Despite further abhorrently racist dialogue in the conversation between Reena and Mac (“Those stinking Gypsy wharf rats – if their hides were worth the trouble, I’d have them gutted, skinned, and used as rugs,” hisses Reena; “I thought you were a Gypsy, too,” quips MacGyver; “I am. Takes one to know one,” she replies), the most piteous part of the episode is the closing car chase (pretty much lifted wholesale from The Italian Job, including the purposeful creation of a traffic jam and escaping through a sewer pipe) through the streets of “Budapest” (actually and obviously Turin, also aping The Italian Job) to get Jana’s family safely to Austria, along with the watch.

En route, MacGyver zooms down the steps of the “Church of St. Ivan” (er, the Szent István Basilica?), past a row of sidewalk cafes where the Hungarian colors are displayed upside-down, and alongside a prominent bridge that is nowhere near Hungary, before finally escaping safely across the Austrian border… which is apparently located just outside of the Budapest city limits in this part of TV Land.

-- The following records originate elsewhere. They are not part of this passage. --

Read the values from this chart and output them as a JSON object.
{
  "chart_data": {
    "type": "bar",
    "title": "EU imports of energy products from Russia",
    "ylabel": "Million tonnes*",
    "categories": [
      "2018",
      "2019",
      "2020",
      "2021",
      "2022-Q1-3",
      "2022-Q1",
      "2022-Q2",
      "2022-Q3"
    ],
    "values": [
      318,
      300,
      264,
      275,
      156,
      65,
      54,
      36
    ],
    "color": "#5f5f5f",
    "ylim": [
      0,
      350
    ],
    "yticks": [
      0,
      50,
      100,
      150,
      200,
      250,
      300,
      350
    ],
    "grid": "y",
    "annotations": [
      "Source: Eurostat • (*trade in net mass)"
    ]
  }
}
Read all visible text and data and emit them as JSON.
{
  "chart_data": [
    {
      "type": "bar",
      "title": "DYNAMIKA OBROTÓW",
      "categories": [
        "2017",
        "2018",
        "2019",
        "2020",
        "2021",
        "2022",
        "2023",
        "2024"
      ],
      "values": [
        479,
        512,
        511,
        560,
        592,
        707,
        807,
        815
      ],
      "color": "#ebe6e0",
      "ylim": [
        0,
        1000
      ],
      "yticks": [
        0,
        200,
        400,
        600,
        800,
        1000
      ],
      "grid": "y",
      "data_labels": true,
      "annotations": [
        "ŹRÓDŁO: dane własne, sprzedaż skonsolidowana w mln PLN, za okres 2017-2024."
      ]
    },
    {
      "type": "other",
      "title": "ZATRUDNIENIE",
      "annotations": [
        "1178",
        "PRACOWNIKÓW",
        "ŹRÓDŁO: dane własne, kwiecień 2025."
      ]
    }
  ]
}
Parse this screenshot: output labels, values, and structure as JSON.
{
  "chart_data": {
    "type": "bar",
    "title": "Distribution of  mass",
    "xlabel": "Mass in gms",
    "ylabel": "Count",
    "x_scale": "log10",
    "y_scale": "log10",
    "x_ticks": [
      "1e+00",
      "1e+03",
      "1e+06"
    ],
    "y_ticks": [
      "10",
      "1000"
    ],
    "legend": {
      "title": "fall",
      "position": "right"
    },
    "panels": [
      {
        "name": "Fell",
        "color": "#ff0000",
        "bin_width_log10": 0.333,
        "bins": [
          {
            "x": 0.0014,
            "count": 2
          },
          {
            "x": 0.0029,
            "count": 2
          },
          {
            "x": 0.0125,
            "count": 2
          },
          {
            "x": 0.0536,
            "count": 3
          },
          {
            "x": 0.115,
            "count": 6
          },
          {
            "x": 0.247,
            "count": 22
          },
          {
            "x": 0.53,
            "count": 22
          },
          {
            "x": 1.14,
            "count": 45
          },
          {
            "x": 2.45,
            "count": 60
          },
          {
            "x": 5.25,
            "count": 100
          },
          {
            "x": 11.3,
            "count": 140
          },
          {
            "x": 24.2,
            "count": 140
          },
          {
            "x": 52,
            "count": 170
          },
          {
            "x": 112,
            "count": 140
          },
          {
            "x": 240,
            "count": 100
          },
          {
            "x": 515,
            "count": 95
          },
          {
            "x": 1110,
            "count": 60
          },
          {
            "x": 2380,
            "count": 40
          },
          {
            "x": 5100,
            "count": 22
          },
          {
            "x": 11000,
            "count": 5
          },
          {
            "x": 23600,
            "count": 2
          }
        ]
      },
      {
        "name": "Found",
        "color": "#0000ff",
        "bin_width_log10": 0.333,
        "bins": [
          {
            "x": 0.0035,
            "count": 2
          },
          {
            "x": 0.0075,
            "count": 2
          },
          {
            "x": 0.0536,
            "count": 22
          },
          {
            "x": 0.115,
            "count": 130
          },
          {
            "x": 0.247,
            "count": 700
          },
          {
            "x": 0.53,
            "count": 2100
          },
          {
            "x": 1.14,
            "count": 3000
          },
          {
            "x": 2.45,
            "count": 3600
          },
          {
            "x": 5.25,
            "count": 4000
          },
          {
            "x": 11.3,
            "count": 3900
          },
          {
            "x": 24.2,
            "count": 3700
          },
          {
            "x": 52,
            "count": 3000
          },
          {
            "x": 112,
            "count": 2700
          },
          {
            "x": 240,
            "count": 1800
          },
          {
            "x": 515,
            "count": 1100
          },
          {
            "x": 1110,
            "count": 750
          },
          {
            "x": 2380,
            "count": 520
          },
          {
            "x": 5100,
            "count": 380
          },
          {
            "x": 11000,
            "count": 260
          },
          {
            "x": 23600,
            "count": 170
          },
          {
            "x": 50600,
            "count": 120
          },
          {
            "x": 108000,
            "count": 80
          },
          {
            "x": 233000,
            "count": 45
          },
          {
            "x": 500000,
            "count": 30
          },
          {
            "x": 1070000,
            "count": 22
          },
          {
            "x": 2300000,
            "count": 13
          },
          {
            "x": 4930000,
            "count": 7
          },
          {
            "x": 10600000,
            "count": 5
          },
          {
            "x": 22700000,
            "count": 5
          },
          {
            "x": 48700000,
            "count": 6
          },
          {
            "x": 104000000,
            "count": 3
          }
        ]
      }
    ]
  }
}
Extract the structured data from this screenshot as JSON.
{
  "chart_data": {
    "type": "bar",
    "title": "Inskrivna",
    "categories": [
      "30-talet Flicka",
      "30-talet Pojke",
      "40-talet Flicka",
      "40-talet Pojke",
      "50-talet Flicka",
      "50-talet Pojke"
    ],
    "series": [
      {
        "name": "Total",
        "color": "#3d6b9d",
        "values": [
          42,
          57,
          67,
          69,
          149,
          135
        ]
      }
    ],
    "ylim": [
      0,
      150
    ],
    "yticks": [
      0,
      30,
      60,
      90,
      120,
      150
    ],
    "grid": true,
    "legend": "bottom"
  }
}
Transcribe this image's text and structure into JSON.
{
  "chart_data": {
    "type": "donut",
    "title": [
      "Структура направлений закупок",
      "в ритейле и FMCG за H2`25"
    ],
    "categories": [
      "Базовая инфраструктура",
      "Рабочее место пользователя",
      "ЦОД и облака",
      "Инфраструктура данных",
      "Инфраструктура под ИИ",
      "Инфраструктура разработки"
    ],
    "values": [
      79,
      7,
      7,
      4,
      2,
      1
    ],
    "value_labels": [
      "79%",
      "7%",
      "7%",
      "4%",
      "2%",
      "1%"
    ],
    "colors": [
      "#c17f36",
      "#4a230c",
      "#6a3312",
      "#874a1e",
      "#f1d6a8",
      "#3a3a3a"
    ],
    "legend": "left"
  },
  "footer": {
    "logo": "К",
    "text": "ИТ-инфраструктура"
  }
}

Of course, at the end MacGyver has the watch and rescues the family, leaving the Russian agent to frustratedly scream “MACGYVER!” across a nonexistent bridge to Austria; we would expect cheesiness of no lesser quality from a mid-1980s American television show. However, what’s most disappointing about “The Thief of Budapest” is that the producers must’ve hired some actual Magyars to help in the creation of this episode – Hungarian-language signs are posted all over the sets, and extras are frequently uttering Hungarian phrases that are pronounced correctly – so it seems that it wouldn’t have taken all that much more effort to employ a Hungarian Cold War refugee who was actually familiar with Budapest and Magyar culture to add some realism to this very early installment of what would become one of the world’s most popular TV shows. Instead, after watching this episode three decades after it first aired, we now look back at “MacGyver” with a sadly tarnished perspective, which is a pity considering how admirable this spy’s generally nonviolent style once seemed.

The entire episode can be watched in mini-screen format through
this link… but if you are a “MacGyver” fan from childhood who still hums the show’s theme song every time you do some random task with a Swiss army knife, it might be best to leave “The Thief of Budapest” unviewed as a grown-up.